The new practice of seeing patients at least once every hour brings KEMH more in-line with best practices for health care institutions.

"The hourly rounding is a nursing and quality initiative," said Mr. Swan. "The emphasis is on addressing the three Ps: position, to prevent bed sores; potty, to offer assistance if necessary to the bathroom, to prevent falls and pain, to assess pain regularly and offer medication as necessary.

"All these measures will help to keep patients safe, reduce the frequency of using the call bells and increase patient satisfaction."

Patients at KEMH have indicated that they like the attention hourly rounding affords them. They feel that they are truly being cared for and have not been lost in the hustle and bustle of hospital activity.

While the hospital is always caring for patients, Mr. Swan admitted that that is not always the perception from the patient's point of view.

But he said since the introduction of the hospitalists programme, patient satisfaction has been rising.

Hospitalists are staff doctors that care for patients in the hospital. This may sound odd, but before the programme was implemented, it fell to a patient's personal doctor to attend to them despite the fact that they did not work for KEMH.

They were granted permission from the hospital, commonly referred to as "hospital privileges".
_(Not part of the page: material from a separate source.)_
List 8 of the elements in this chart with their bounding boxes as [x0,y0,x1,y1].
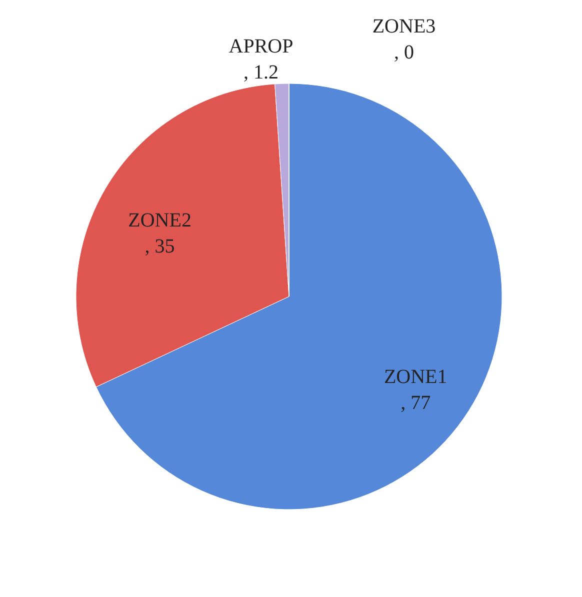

However the hospital was powerless to make demands on the doctors and could not require them to see their patients every day. The new system was introduced early this year. It allows hospital staff doctors, called hospitalists, to assume responsibility for patients.
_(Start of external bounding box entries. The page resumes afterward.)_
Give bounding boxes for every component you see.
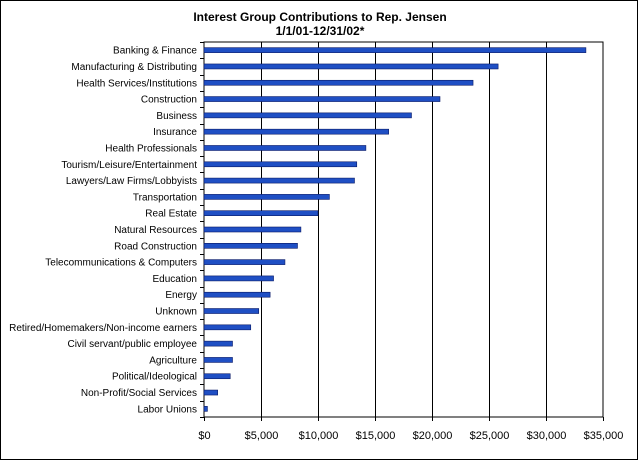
x-tick-label: $35,000 <box>584 430 624 442</box>
bar <box>203 406 208 412</box>
bar <box>203 128 389 135</box>
bar <box>203 112 412 119</box>
category-label: Civil servant/public employee <box>67 339 197 350</box>
bar <box>203 226 302 233</box>
category-label: Political/Ideological <box>112 372 197 383</box>
bar <box>203 63 499 70</box>
chart-title: Interest Group Contributions to Rep. Jen… <box>193 10 447 24</box>
category-label: Construction <box>141 95 197 106</box>
category-label: Natural Resources <box>114 225 197 236</box>
bar <box>203 291 271 298</box>
category-label: Agriculture <box>149 355 197 366</box>
bar <box>203 79 474 86</box>
bar <box>203 324 252 331</box>
x-tick-label: $5,000 <box>245 430 279 442</box>
bar <box>203 47 587 53</box>
category-label: Labor Unions <box>138 404 197 415</box>
category-label: Non-Profit/Social Services <box>81 388 197 399</box>
category-label: Banking & Finance <box>113 46 197 57</box>
bar <box>203 194 330 200</box>
x-tick-label: $15,000 <box>356 430 396 442</box>
category-label: Business <box>156 111 197 122</box>
bar <box>203 161 358 168</box>
bar <box>203 243 298 249</box>
x-tick-label: $0 <box>198 430 210 442</box>
category-label: Energy <box>165 290 197 301</box>
bar <box>203 96 441 102</box>
category-label: Transportation <box>133 192 197 203</box>
x-tick-label: $30,000 <box>527 430 567 442</box>
category-label: Insurance <box>153 127 197 138</box>
bar <box>203 357 233 363</box>
bar <box>203 340 233 347</box>
x-tick-label: $25,000 <box>470 430 510 442</box>
category-label: Telecommunications & Computers <box>45 258 197 269</box>
category-label: Education <box>153 274 197 285</box>
bar <box>203 259 286 265</box>
category-label: Health Professionals <box>105 143 197 154</box>
category-label: Retired/Homemakers/Non-income earners <box>9 323 197 334</box>
category-label: Unknown <box>155 307 197 318</box>
category-label: Manufacturing & Distributing <box>71 62 197 73</box>
bar <box>203 389 218 396</box>
category-label: Road Construction <box>114 241 197 252</box>
x-tick-label: $10,000 <box>299 430 339 442</box>
bar <box>203 275 274 282</box>
bar <box>203 145 367 151</box>
bar <box>203 210 319 216</box>
bar <box>203 373 231 380</box>
category-label: Lawyers/Law Firms/Lobbyists <box>66 176 197 187</box>
bar <box>203 308 260 314</box>
category-label: Real Estate <box>145 209 197 220</box>
bar <box>203 177 355 184</box>
x-tick-label: $20,000 <box>413 430 453 442</box>
category-label: Tourism/Leisure/Entertainment <box>61 160 197 171</box>
chart-subtitle: 1/1/01-12/31/02* <box>275 24 365 38</box>
category-label: Health Services/Institutions <box>76 78 197 89</box>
"The hospitalists team do daily rounds on patients to discuss their care and treatment," said Mr. Swan.

Patients love the new programme, he said. Private doctors now liaise with hospitalists who talk regularly and directly with patients.

Mr. Swan said the hospitalists brief patients on talks they've had with their private doctors and present advice/options and let them know of decisions made.

This improvement in patient-physician communications also helps patients psychologically.

They are kept abreast of their health care and don't have to wonder and worry unnecessarily.

Hourly rounding began in KEMH's Gordon and Cooper wards in June and in October was expanded to Perry and Curtis wards.

Mr. Swan said in the next few months it will be extended to the hospital's Gosling and Maternity wards.